Como estamos cada vez mais isolados em um mundo totalmente conectado (algo até ambíguo, se você parar para pensar), as práticas que se valem da manipulação emocional para enganar outras pessoas estão se tornando cada vez mais frequentes.
Uma nova onda de aplicativos de vídeo impulsionados por inteligência artificial está se espalhando pelas lojas de aplicativos, oferecendo aos usuários a capacidade de gerar beijos, abraços e cenários fantasiosos usando imagens carregadas.
Isso pode parecer meio absurdo para aquelas pessoas que contam com a cabeça minimamente no lugar, mas está se tornando algo cada vez mais frequente, com efeitos devastadores para aquelas pessoas que são afetadas por tal prática.
O que está acontecendo?
Promovidos por meio de anúncios frequentemente sugestivos em plataformas como TikTok e Instagram, aplicativos como Boom.AI, DreamVid e VideoAI permitem que os usuários simulem cenários íntimos ou modificados, incluindo a alteração de características corporais ou “abraçar” personagens fictícios.
Temos aqui uma espécie de “deepfake 2.0”. No lugar de simplesmente substituir o rosto de alguém por algum conhecido, a outra pessoa (ou qualquer pessoa) pode ser colocada em contextos ou situações de forma não desejada, com a justificativa
Mesmo que essas ferramentas ofereçam funções aparentemente inofensivas, como mudar a cor do cabelo ou posar com personagens de anime, muitos modelos tendem para um território hipersexualizado e com viés racial, levantando preocupações éticas.

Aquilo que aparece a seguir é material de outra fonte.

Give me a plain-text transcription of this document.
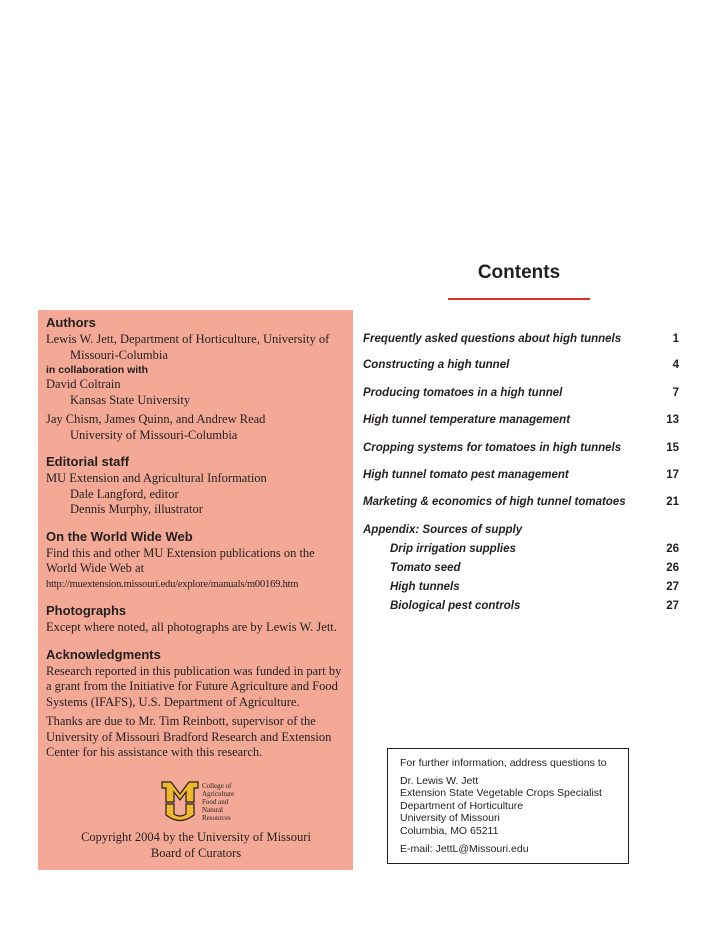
Contents

Authors

Lewis W. Jett, Department of Horticulture, University of

Missouri-Columbia

in collaboration with

David Coltrain

Kansas State University

Jay Chism, James Quinn, and Andrew Read

University of Missouri-Columbia

Editorial staff

MU Extension and Agricultural Information

Dale Langford, editor

Dennis Murphy, illustrator

On the World Wide Web

Find this and other MU Extension publications on the

World Wide Web at

http://muextension.missouri.edu/explore/manuals/m00169.htm

Photographs

Except where noted, all photographs are by Lewis W. Jett.

Acknowledgments

Research reported in this publication was funded in part by a grant from the Initiative for Future Agriculture and Food Systems (IFAFS), U.S. Department of Agriculture.

Thanks are due to Mr. Tim Reinbott, supervisor of the University of Missouri Bradford Research and Extension Center for his assistance with this research.

College of
Agriculture
Food and
Natural
Resources
Copyright 2004 by the University of Missouri
Board of Curators
Frequently asked questions about high tunnels	1
Constructing a high tunnel	4
Producing tomatoes in a high tunnel	7
High tunnel temperature management	13
Cropping systems for tomatoes in high tunnels	15
High tunnel tomato pest management	17
Marketing & economics of high tunnel tomatoes	21
Appendix: Sources of supply
Drip irrigation supplies	26
Tomato seed	26
High tunnels	27
Biological pest controls	27
For further information, address questions to
Dr. Lewis W. Jett
Extension State Vegetable Crops Specialist
Department of Horticulture
University of Missouri
Columbia, MO 65211
E-mail: JettL@Missouri.edu
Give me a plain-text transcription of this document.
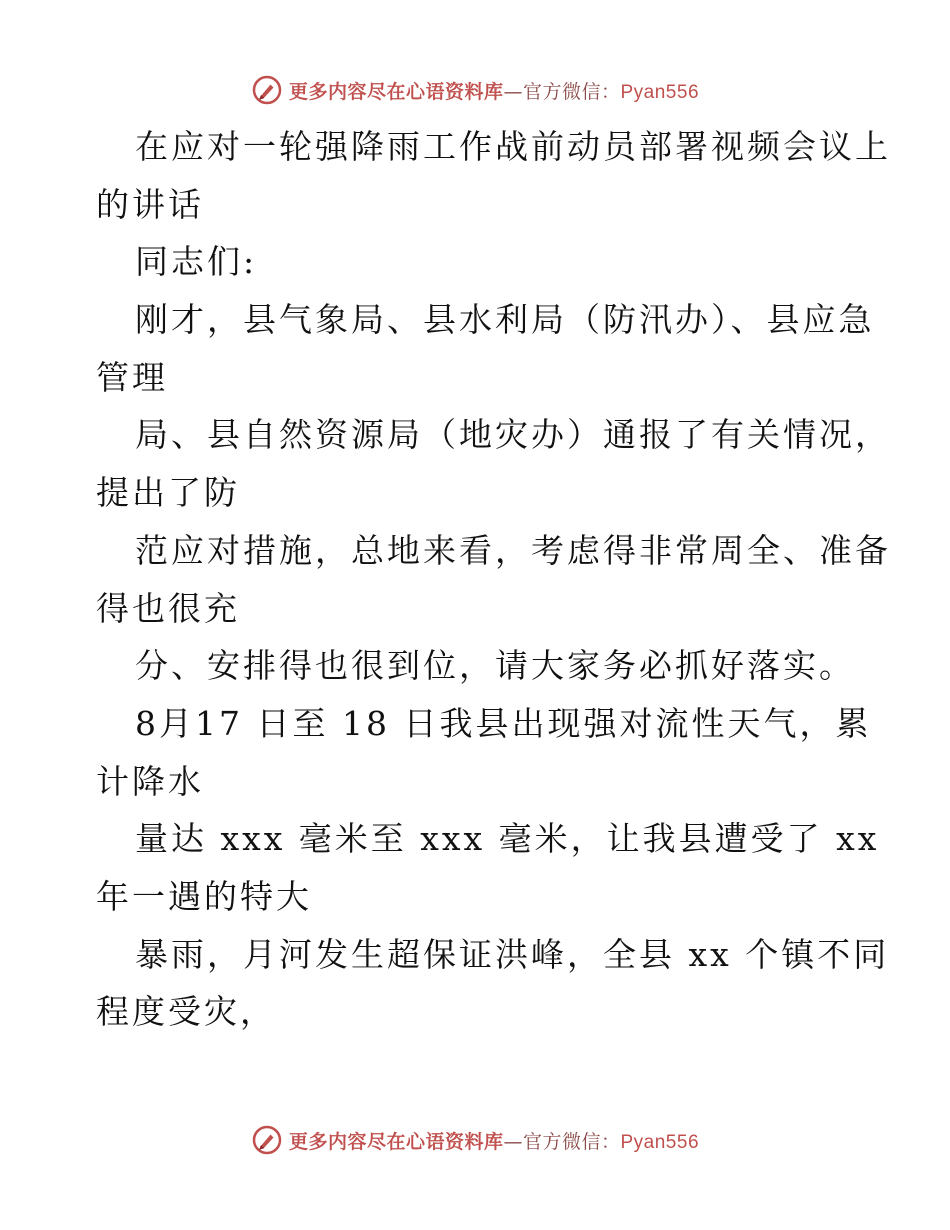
更多内容尽在心语资料库—官方微信：Pyan556
在应对一轮强降雨工作战前动员部署视频会议上
的讲话
同志们:
刚才，县气象局、县水利局（防汛办）、县应急
管理
局、县自然资源局（地灾办）通报了有关情况，
提出了防
范应对措施，总地来看，考虑得非常周全、准备
得也很充
分、安排得也很到位，请大家务必抓好落实。
8月17 日至 18 日我县出现强对流性天气，累
计降水
量达 xxx 毫米至 xxx 毫米，让我县遭受了 xx
年一遇的特大
暴雨，月河发生超保证洪峰，全县 xx 个镇不同
程度受灾，
更多内容尽在心语资料库—官方微信：Pyan556
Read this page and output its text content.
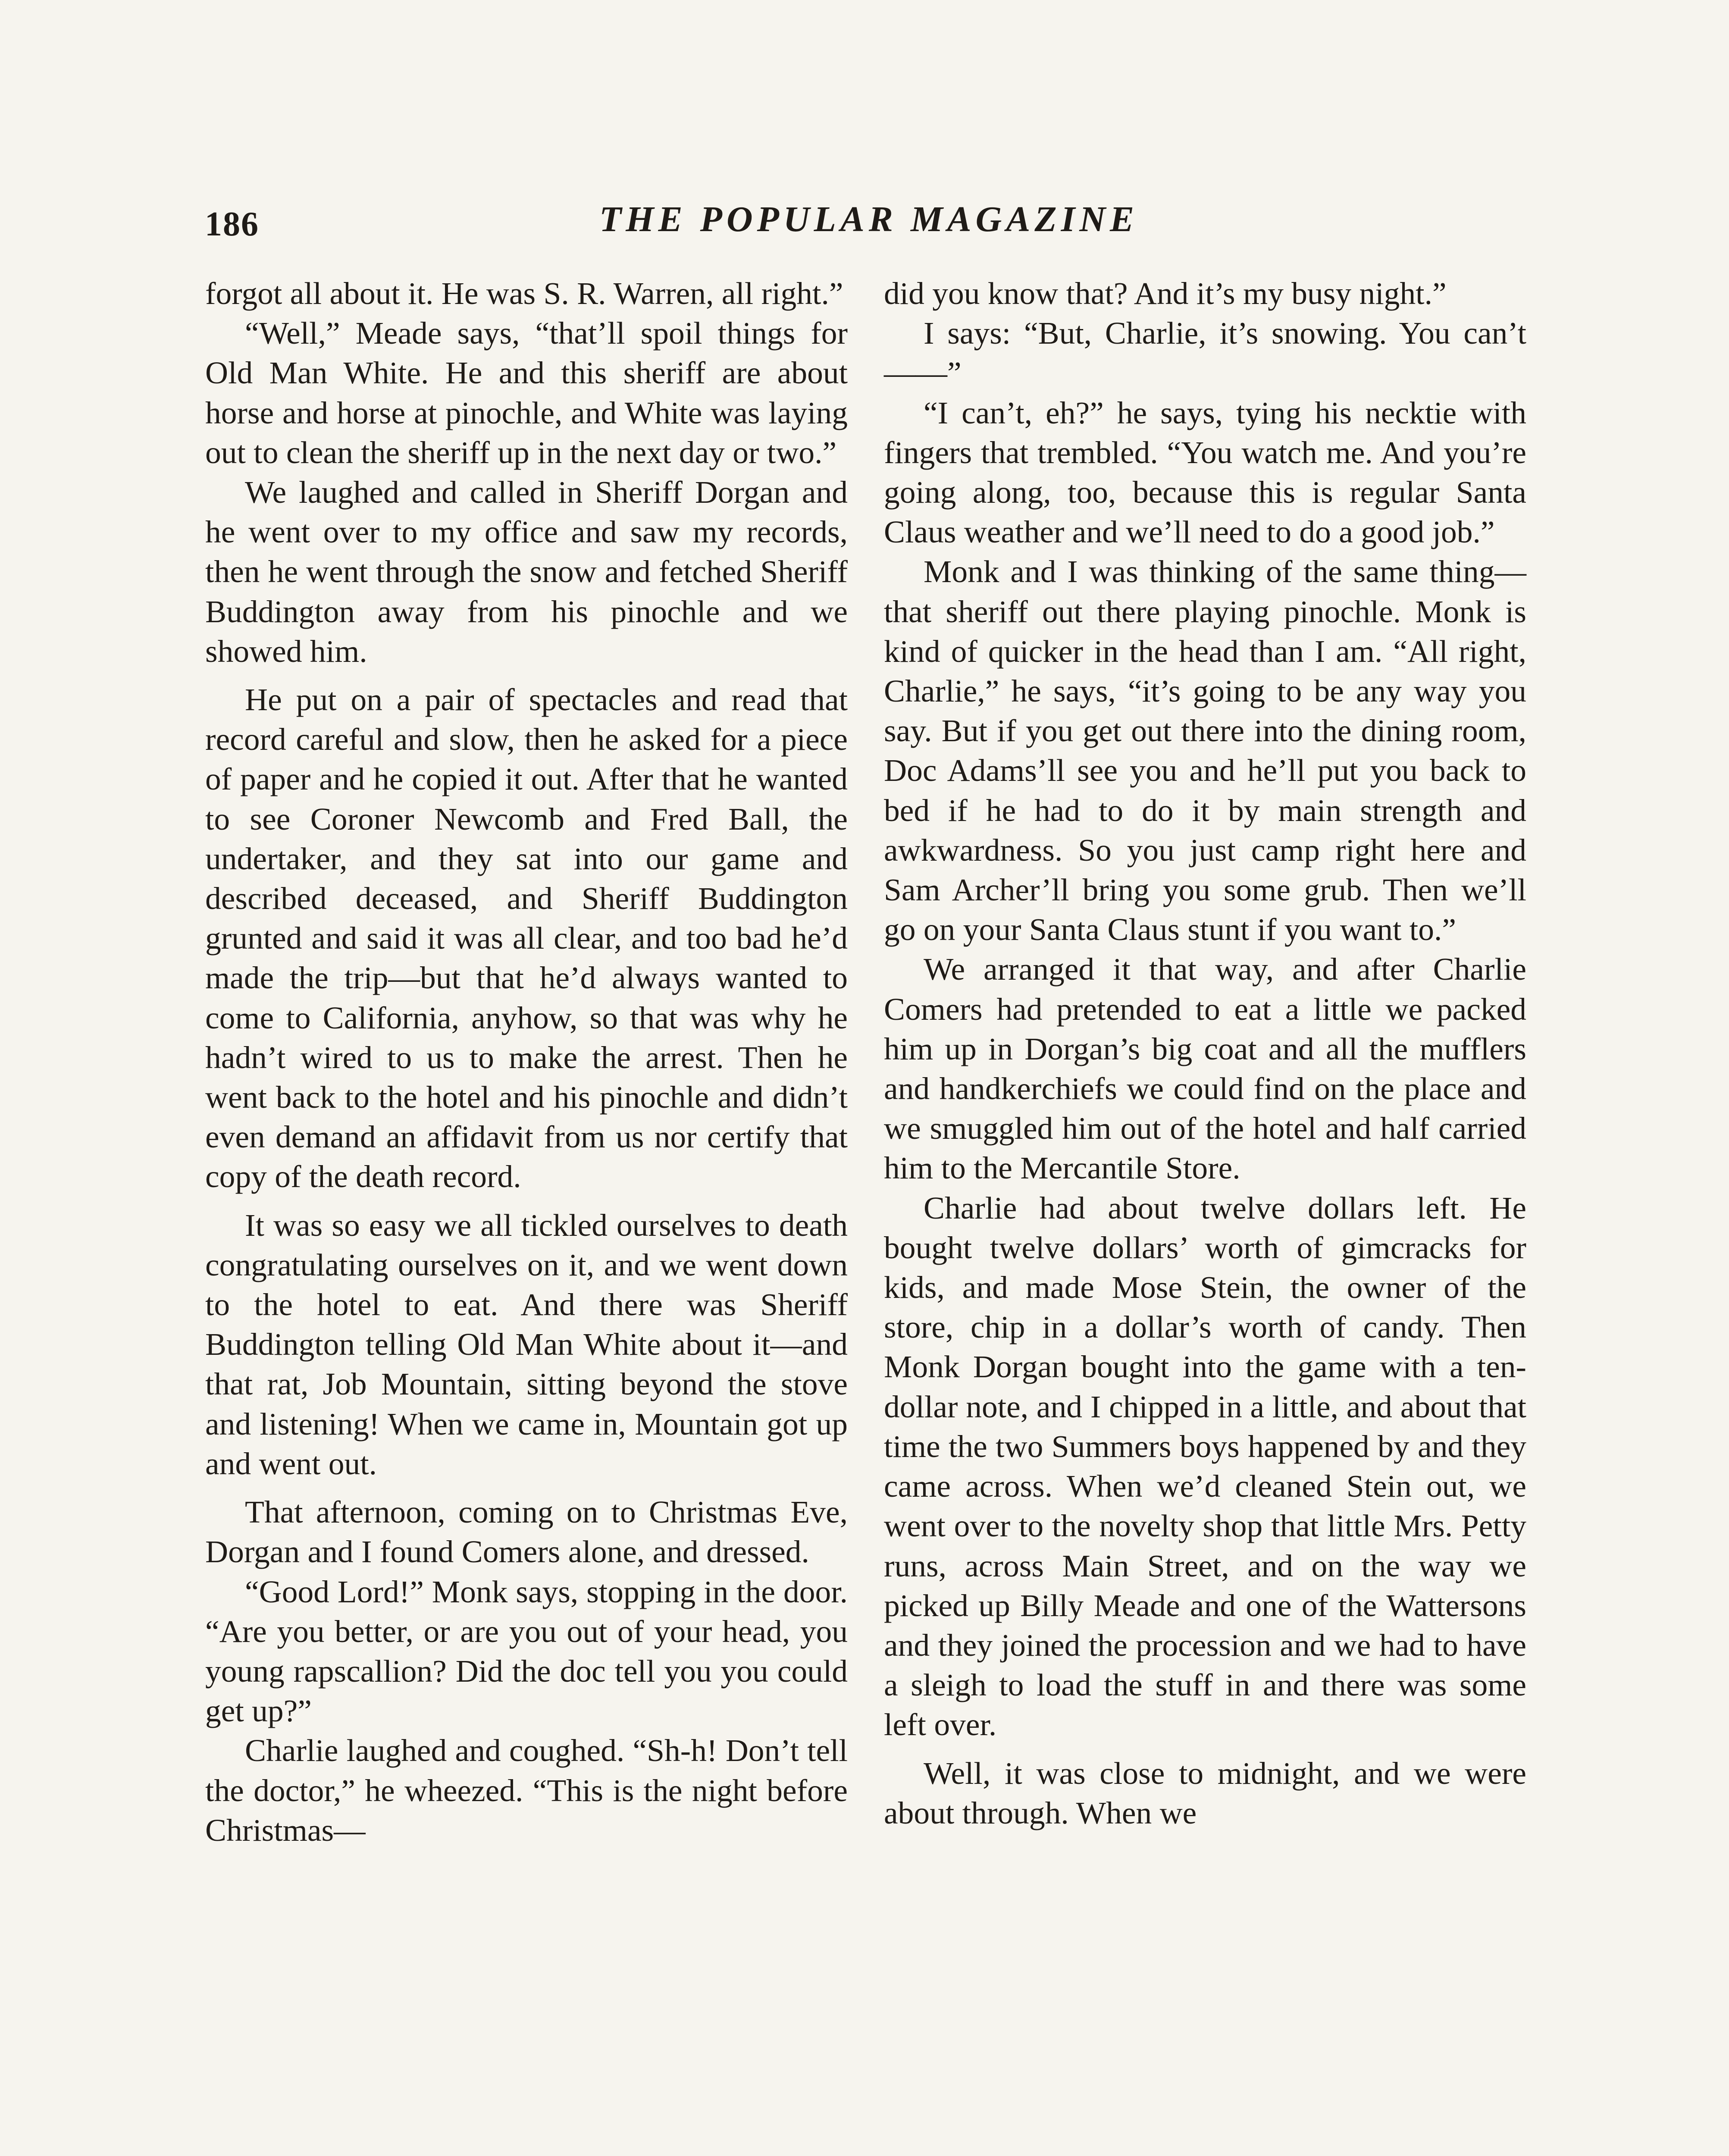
186	THE POPULAR MAGAZINE

forgot all about it. He was S. R. Warren, all right.”

“Well,” Meade says, “that’ll spoil things for Old Man White. He and this sheriff are about horse and horse at pinochle, and White was laying out to clean the sheriff up in the next day or two.”

We laughed and called in Sheriff Dorgan and he went over to my office and saw my records, then he went through the snow and fetched Sheriff Buddington away from his pinochle and we showed him.

He put on a pair of spectacles and read that record careful and slow, then he asked for a piece of paper and he copied it out. After that he wanted to see Coroner Newcomb and Fred Ball, the undertaker, and they sat into our game and described deceased, and Sheriff Buddington grunted and said it was all clear, and too bad he’d made the trip—but that he’d always wanted to come to California, anyhow, so that was why he hadn’t wired to us to make the arrest. Then he went back to the hotel and his pinochle and didn’t even demand an affidavit from us nor certify that copy of the death record.

It was so easy we all tickled ourselves to death congratulating ourselves on it, and we went down to the hotel to eat. And there was Sheriff Buddington telling Old Man White about it—and that rat, Job Mountain, sitting beyond the stove and listening! When we came in, Mountain got up and went out.

That afternoon, coming on to Christmas Eve, Dorgan and I found Comers alone, and dressed.

“Good Lord!” Monk says, stopping in the door. “Are you better, or are you out of your head, you young rapscallion? Did the doc tell you you could get up?”

Charlie laughed and coughed. “Sh-h! Don’t tell the doctor,” he wheezed. “This is the night before Christmas—

did you know that? And it’s my busy night.”

I says: “But, Charlie, it’s snowing. You can’t——”

“I can’t, eh?” he says, tying his necktie with fingers that trembled. “You watch me. And you’re going along, too, because this is regular Santa Claus weather and we’ll need to do a good job.”

Monk and I was thinking of the same thing—that sheriff out there playing pinochle. Monk is kind of quicker in the head than I am. “All right, Charlie,” he says, “it’s going to be any way you say. But if you get out there into the dining room, Doc Adams’ll see you and he’ll put you back to bed if he had to do it by main strength and awkwardness. So you just camp right here and Sam Archer’ll bring you some grub. Then we’ll go on your Santa Claus stunt if you want to.”

We arranged it that way, and after Charlie Comers had pretended to eat a little we packed him up in Dorgan’s big coat and all the mufflers and handkerchiefs we could find on the place and we smuggled him out of the hotel and half carried him to the Mercantile Store.

Charlie had about twelve dollars left. He bought twelve dollars’ worth of gimcracks for kids, and made Mose Stein, the owner of the store, chip in a dollar’s worth of candy. Then Monk Dorgan bought into the game with a ten-dollar note, and I chipped in a little, and about that time the two Summers boys happened by and they came across. When we’d cleaned Stein out, we went over to the novelty shop that little Mrs. Petty runs, across Main Street, and on the way we picked up Billy Meade and one of the Wattersons and they joined the procession and we had to have a sleigh to load the stuff in and there was some left over.

Well, it was close to midnight, and we were about through. When we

Esses aplicativos frequentemente monetizam por meio de micro transações e assinaturas pagas, apesar de sua moderação de conteúdo questionável e legalidade obscura sob as atuais leis de deepfake e réplicas digitais.
O problema ético, que gera ambiguidade e desconforto
Ao contrário de plataformas de IA mais regulamentadas, como o Sora da OpenAI ou o Veo do Google, esses aplicativos ignoram verificações de consentimento e filtros de idade, facilitando o uso indevido.
O grande problema aqui está na normalização preocupante do uso de IA para simular intimidade sem consentimento, além dos usos mais complexos nos aspectos emocionais — como indivíduos enlutados criando vídeos de IA de entes queridos falecidos — que não são inerentemente prejudiciais.
Tem que existir algum limite previamente estabelecido aqui. Apesar de alguns pontos que não necessariamente envolvem os aspectos éticos, existe o impacto emocional direto que a prática pode causar, tanto no usuário afetado quanto ao usuário que, em alguns casos, procura apenas se sentir melhor com a realidade que o cerca.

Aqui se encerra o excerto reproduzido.